From Malaria To Sickle Cell Disease: How Gene Editing Technology May Change Healthcare – Forbes

Software

A recent article in Nature indicated that scientists are at the cusp of developing a way to make gene-editing technology safer: by creating proteins which will allow a more targeted approach to gene manipulation. But what exactly is gene-editing in the first place, and why is a targeted approach necessary? The excitement behind this field grew exponentially in the last decade with the increasing popularity of CRISPR-Cas9, a biological complex found in bacteria. Essentially, bacteria in nature use this complex as a defense mechanism against invading viruses by targeting and disabling DNA sequences essential to viral functions. Scientists realized the potential application of this natural phenomenon: if this DNA splicing defense mechanism can be harnessed and expanded in scope, perhaps it can be used in humans to similarly target and disable disease-containing DNA sequences to eradicate the expression of the disease itself. 

Accordingly, over the last decade, the scientific community has continued to streamline, expand upon, and bring forth practical and valuable applications in gene editing technology. A groundbreaking study in 2018 reported using CRISPR-Cas9 to edit specific gene-sequences in the Anopheles mosquito, a species that is commonly implicated with spreading malaria to humans. Using CRISPR-Cas9, scientists were able to inactivate a key gene in the mosquito that is essential to malaria growth; without this gene, the mosquitoes were unable to host, and therefore transmit the malaria parasite. The potential applications to this concept are monumental, from a global health perspective. With the World Health Organization (WHO) estimating that there are 400,000+ annual deaths due to malaria, a therapeutic model like this could be a significant benefit to public health initiatives globally.
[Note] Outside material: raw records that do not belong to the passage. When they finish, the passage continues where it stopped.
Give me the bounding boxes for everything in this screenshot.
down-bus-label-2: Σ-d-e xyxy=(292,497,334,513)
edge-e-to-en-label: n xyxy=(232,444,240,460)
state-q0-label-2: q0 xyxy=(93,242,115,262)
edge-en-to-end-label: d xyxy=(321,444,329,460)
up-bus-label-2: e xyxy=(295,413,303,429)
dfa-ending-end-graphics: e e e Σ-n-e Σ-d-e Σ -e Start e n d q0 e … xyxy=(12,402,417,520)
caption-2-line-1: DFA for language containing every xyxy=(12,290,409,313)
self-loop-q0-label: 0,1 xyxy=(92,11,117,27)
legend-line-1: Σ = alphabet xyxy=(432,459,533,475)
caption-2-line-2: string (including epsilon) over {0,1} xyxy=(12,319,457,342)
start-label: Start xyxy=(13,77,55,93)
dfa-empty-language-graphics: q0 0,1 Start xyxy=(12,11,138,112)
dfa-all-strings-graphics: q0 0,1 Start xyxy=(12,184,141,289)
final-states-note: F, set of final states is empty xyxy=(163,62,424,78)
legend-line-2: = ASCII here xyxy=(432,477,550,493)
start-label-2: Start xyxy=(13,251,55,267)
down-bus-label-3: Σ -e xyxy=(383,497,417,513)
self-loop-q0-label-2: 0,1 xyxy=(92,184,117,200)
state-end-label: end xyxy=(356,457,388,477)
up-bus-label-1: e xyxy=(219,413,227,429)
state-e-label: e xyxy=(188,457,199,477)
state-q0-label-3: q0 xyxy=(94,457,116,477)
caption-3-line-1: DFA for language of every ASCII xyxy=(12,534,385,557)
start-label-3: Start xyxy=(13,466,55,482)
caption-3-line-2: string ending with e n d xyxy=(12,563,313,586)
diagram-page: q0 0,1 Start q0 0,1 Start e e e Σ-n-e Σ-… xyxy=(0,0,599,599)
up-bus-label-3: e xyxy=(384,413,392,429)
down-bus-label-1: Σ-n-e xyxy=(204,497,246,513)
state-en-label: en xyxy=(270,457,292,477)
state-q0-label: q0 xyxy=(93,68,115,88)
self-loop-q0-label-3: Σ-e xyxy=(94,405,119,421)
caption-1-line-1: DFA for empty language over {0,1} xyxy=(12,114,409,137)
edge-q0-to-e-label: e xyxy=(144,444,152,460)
Additionally, the technology could change the face of clinical medicine. In 2017, it was reported that scientists used the Cas9 system to successfully curtail hearing loss in mice, a promising application in live animals for an ailment which has traditionally had few medical interventions available. Scientists have even expanded the scope into rare human blood disorders. Late last year, the preliminary findings on the first sickle-cell patient to use the CRISPR model as a curative therapy were released. Sickle cell disease entails a defect in mature hemoglobin which causes deformation (“sickling”) of red blood cells; these deformed red blood cells often stick to each other, causing severe episodes of pain (“pain crises”) in patients with the disease.

The CRISPR-Cas9 system was used to provide the test patient with stem-cells that could generate fetal hemoglobin, an alternative, more primitive form of hemoglobin that does not cause red blood cell deformation. Though still extremely early-on in the trial, initial results of the study (compiled by CRISPR Therapeutics, one of the firms that created the therapeutic model itself) indicated that the patient’s fetal hemoglobin level had increased to 46.6% just four months after the initial treatment was administered, compared to the 9.1% fetal hemoglobin the patient had prior to treatment.  Additionally, one of the most significant aspects of this therapy was that the patient had not suffered from any pain crises since undergoing treatment. Both of these results indicate a promising improvement in quality of life for individuals with this disease. Ultimately, however, only time will truly tell whether this therapeutic model is indeed effective in the long-run and if there are any detrimental side effects, as many still don’t know what to fully expect from this treatment approach.

While the conceptual idea and execution of this potential therapeutic model seem promising, ethical conundrums still exist with this technology. Namely, the sheer extent to which this intervention can be used is an overwhelming thought for many, especially given that the gene-editing model could potentially be used to do just as much genetic harm as it can benefit. Furthermore, how far should experimenting with this technology go, given its unmasked potential and unknown long-term effects? This latter issue was largely the topic of discussion when a Chinese scientist revealed in 2018 that he used this technology to genetically engineer the embryos that gave rise to two babies, a move that has since sparked international controversy and discussion on the ethical frameworks behind this therapeutic model.

Ultimately, this incident and the general ethical conundrums that have emerged indicate that significant questions remain open around gene-editing technology for the scientific, legal, political, and medical communities to answer. Indeed, this area of medicine will require strong ethical oversight, airing on the side of caution rather than on the side of experimentation and novelty. However, if these strict ethical standards are put into place and are duly respected, and this technology can be streamlined and perfected, gene-editing therapy potentially provides a promising outlook into the future of public health and disease management.